People need to think this through from the 18th c. side and forget modern laws and ideas that do not apply.
Finally there was no choke in the FL era and very seldom were shotguns choked before the breechloader. So for those of you with your jug choked FL fowlers? Your comments on it usefulness are invalid in the historical context. You are using something that did not exist at the time. Its like pulling a Connestoga wagon with a Farmall H and thinking you are recreating some trip made in 1780 or 1840.

Dan
 
Freshing did not require reaming and rerifling. Sheilds "cut out" Clark's 100 to the pound rifle during the return trip of the Lewis and Clark Expedition.
Remove the breech plug. Cast a lead slug in the bore on a rod and pull it out when solidified, set in a steel cutter of the proper width to deepen the grooves, shim with paper as needed. When the grooves are cleaned and even depth put in a cutter to match the lands and cut them to clean and uniform bore size. Maybe lap it some to smooth the bore if you have an abrasive than rebreech and install the barrel and test fire.

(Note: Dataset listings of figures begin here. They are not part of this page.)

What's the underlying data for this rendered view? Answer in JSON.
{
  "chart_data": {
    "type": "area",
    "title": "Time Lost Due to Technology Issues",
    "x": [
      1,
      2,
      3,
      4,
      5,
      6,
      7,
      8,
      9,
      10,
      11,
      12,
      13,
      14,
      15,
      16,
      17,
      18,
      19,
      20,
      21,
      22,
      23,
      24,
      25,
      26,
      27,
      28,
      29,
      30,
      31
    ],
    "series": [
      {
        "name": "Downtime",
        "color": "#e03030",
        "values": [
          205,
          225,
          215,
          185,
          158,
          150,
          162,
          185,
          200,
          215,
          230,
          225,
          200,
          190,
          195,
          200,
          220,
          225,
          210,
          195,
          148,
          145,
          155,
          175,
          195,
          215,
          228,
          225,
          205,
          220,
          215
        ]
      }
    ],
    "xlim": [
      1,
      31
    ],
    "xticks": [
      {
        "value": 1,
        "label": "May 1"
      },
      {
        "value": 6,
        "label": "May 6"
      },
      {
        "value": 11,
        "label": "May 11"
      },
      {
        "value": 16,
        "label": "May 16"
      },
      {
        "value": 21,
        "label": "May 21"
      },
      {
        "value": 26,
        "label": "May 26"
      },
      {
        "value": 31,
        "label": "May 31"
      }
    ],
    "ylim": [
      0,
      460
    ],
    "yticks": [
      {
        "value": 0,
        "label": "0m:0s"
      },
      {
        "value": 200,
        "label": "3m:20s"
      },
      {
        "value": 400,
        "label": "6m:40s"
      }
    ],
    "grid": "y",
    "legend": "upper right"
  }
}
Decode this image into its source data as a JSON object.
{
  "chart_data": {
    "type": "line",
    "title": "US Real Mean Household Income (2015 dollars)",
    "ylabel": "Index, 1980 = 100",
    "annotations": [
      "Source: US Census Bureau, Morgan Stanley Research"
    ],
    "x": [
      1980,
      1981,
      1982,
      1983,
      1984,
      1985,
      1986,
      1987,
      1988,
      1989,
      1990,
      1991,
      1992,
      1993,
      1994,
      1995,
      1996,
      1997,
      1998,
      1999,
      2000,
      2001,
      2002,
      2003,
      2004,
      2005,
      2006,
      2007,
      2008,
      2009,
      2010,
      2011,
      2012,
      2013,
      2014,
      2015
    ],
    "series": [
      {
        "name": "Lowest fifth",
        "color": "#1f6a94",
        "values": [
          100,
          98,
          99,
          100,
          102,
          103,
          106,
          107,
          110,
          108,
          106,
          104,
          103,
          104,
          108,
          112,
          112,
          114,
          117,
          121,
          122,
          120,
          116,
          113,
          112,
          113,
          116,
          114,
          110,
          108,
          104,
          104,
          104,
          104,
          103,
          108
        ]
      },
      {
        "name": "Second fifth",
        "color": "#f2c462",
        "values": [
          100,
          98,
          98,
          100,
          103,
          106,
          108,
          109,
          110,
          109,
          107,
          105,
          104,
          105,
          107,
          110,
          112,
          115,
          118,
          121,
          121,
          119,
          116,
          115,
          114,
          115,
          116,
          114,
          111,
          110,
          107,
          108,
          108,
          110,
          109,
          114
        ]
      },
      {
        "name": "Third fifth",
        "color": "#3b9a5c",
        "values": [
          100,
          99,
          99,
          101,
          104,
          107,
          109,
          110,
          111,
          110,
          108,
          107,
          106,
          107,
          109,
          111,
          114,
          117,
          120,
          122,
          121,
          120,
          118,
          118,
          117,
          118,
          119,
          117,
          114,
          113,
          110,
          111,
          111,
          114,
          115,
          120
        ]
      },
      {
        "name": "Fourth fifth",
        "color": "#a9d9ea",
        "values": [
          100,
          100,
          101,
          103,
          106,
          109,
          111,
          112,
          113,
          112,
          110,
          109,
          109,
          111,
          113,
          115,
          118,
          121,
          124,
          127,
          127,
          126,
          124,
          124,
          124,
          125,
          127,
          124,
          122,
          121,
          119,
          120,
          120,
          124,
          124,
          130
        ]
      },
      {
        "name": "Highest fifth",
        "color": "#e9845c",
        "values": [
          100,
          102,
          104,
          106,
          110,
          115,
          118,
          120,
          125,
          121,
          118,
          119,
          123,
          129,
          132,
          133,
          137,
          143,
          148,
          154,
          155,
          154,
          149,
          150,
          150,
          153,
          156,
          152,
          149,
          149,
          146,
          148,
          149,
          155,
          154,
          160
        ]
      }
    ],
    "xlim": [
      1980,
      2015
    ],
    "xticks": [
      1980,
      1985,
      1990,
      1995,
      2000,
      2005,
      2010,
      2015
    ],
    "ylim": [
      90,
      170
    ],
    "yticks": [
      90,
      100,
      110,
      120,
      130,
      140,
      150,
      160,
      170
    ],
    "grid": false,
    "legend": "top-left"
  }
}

Increases the bore 1-2 calibers.
No reamer or rifling guide needed. Just some lead, a file to make the cutter from and a rod.
Much easier than boring one smooth for shot.
Dan
 
I guess maybe I just like them(moreso now) because they bother some people just because they exist. :blah: Carry on.
 
There are many pictures of what we call 'smooth rifles', beautifully done and original. How and why they got that way is, like Dan said, is lost to history. Though I have some vague recollection of someone posting an original gunsmith advertisement that offered guns smooth bored and rifled at an extra charge.
I am fortunate in that if I have an itch for a smooth rifle, I can make one, an do have a Bucks county smooth rifle in the pipeline. But, if the hand of fate tapped me on the shoulder and whispered in my ear, From now on you can have only one gun, it would be a smooth rifle in .58 caliber. I know from experience that with a lot of patience and range time, a very accurate and consistent 80 yard gun can be made from a smooth bore, having the option of running shot through it for small game would be a big plus. A good and disciplined hunter will always stay within the limitations of himself and the equipment he is using. Now that is for hunting here in the northeast. If I was out west, my decision might be entirely different.